Aslında batıyı, kuzeyi, güneyi, kuzeybatıyı ve geçmiş bütün zamanları, burada, Akdeniz duyarlılığı içinde ve bir üçüncü dünya ülkesinde yaşamak mutluluğuna ermiş, otuz yıllık yaşamlarına bir asrın olayları sığdırılmış ender mutlu insanlardan biri sayıyorum kendimi. Her olaydan ve sıkıntılardan çok şey öğrenileceğine inanıyorum. Hani bir İsviçre dağ köyünde, İtalya’ya bile inmemiş, öyle havaya, göle, ineklere ve çayırlara bakarak yaşayan insanlar tanıdım. Ben, bu tür bir yaşamı mutluluk saymıyorum. Beni etkileyen, yaşadığım ülkenin ve batı ile bağların oluşturduğu ikilik’tir.

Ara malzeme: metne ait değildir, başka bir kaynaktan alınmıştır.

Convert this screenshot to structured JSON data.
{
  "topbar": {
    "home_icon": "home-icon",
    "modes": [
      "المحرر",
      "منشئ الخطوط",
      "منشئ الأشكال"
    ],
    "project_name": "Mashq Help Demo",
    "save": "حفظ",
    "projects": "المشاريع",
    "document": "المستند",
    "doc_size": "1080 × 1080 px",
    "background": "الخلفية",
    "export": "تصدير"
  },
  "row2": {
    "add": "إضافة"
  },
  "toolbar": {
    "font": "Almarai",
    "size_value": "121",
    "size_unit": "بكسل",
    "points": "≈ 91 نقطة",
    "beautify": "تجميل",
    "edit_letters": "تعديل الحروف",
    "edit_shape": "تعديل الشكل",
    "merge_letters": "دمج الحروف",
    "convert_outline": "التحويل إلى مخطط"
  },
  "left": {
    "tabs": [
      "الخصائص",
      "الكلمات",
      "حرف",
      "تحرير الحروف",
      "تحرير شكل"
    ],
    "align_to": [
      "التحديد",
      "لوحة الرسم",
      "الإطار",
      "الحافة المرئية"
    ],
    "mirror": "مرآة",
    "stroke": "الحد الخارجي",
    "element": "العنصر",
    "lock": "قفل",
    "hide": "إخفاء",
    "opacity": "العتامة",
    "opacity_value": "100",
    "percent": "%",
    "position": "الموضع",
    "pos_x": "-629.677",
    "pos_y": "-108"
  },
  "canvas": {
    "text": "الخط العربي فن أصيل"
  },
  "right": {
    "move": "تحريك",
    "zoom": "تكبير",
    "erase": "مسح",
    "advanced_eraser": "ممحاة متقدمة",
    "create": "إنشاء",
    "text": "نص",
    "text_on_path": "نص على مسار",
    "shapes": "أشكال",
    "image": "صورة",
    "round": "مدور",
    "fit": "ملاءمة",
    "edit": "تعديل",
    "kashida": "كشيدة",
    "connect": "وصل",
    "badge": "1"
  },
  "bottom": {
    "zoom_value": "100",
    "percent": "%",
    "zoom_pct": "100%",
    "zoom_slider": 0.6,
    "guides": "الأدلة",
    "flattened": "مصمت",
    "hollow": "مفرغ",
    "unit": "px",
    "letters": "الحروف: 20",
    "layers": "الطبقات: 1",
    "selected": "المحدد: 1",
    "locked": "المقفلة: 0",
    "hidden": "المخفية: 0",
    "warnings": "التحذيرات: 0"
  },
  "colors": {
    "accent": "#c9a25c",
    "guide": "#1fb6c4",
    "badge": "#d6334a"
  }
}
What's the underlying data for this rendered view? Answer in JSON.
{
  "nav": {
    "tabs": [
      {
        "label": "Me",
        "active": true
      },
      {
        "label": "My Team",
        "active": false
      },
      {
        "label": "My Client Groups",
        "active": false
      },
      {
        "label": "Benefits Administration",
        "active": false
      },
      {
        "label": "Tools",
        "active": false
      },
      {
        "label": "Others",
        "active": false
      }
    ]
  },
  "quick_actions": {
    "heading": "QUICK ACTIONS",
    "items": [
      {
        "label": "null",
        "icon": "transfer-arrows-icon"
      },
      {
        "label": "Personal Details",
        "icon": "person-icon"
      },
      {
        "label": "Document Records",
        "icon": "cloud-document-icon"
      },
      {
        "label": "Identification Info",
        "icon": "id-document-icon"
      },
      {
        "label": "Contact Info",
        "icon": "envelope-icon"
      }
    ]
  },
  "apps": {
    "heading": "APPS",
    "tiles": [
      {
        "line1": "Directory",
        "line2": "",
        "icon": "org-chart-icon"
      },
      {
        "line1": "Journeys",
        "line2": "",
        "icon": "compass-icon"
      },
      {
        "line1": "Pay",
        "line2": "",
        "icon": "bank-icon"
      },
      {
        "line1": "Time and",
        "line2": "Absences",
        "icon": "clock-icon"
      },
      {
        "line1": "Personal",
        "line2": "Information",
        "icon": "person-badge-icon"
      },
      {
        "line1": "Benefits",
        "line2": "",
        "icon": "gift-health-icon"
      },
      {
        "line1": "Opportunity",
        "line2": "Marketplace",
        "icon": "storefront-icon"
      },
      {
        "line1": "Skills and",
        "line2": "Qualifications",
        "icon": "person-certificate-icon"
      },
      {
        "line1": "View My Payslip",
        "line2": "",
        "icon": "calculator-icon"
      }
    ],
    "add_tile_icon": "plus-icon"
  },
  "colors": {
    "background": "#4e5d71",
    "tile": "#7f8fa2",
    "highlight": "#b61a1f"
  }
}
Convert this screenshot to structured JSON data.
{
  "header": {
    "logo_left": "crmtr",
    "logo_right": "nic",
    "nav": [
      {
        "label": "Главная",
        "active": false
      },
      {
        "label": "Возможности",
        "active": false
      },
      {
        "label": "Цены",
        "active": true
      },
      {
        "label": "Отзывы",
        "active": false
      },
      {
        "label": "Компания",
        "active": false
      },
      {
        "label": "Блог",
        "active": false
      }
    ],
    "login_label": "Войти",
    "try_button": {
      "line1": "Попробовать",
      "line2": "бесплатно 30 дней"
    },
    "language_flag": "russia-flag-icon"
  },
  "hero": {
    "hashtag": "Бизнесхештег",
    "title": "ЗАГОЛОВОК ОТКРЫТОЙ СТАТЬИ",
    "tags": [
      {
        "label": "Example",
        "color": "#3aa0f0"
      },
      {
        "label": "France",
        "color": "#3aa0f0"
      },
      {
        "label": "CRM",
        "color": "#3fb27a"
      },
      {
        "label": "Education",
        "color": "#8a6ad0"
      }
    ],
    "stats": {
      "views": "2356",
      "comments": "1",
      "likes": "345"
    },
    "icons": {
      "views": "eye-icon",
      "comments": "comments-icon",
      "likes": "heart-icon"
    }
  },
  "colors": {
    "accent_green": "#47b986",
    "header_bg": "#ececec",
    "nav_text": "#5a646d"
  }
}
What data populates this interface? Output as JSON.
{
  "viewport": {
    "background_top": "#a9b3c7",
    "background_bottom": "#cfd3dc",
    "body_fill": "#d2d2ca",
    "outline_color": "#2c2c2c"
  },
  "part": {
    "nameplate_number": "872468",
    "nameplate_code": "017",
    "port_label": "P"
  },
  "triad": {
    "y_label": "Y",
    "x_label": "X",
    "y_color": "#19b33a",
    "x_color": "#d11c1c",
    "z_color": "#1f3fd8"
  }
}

Neden yazılır? Dünya acılı olduğu için yazılır. Duygular taştığı için yazılır. İnsanın kendi zavallılığından sıyrılması çok güç bir işlemdir. Ama insan bir kez bu zavallılıktan sıyrılmayagörsün, o zaman yaşamı kendi egemenliği altına alabilir. İşte böylesi bir egemenliği bir iki kişiye daha anlatmak için yazı yazılır. (Ya da kendi kendine kanıtlamak için). Çünkü, insanın kişisel özgürlüğü, kendi dünyasına egemen olmasıyla başlar. Dünyasına egemen olan insan, acıları coşkuya, bunalım yaratmaya, sevgisizliği sürekli aşka dönüştürebilir. Ben dünyama egemen olmayı edebiyatla öğrendim. Çok sevdiğim üç yazarın, üç cümlesini -benim neden yazdığımı çok iyi anlattığı için- edebiyat yaratıcılığının kıpırdanışlarını çok iyi yansıttıkları için burada vurgulayacağım:”
Hiçbir zaman sakin olamamak, sanırım benim kaderim.
Italo Svevo (Zeno’nun Bilinci romanından)
İnsanın konuşmak için konuşmadığını böylece öğrendim, ‘bunu yaptım’, ‘şunu yaptım’, ‘yedim, içtim’ demek için konuşmadığını, aksine kendi yaşam görüşünü geliştirmek, bu dünyada neler olup bittiğini kavramak için konuştuğunu.
Cesare Pavese (Yeni Ay romanından)
İşte gidiyor, felaketlerin anası, koşuyor ve tüm dünyayı kendisiyle birlikte eve götürmeye çalışıyor…
Djuna Barnes (Gecenin Uzantısı romanından)
Ne garip, insan keşfetmeyegörsün, nasıl da tüm dünyaya sahip olabiliyor.
Bir cümle de ben eklemek istiyorum:
Yaşamla ve ölümle hesaplaşmak için yazıyorum.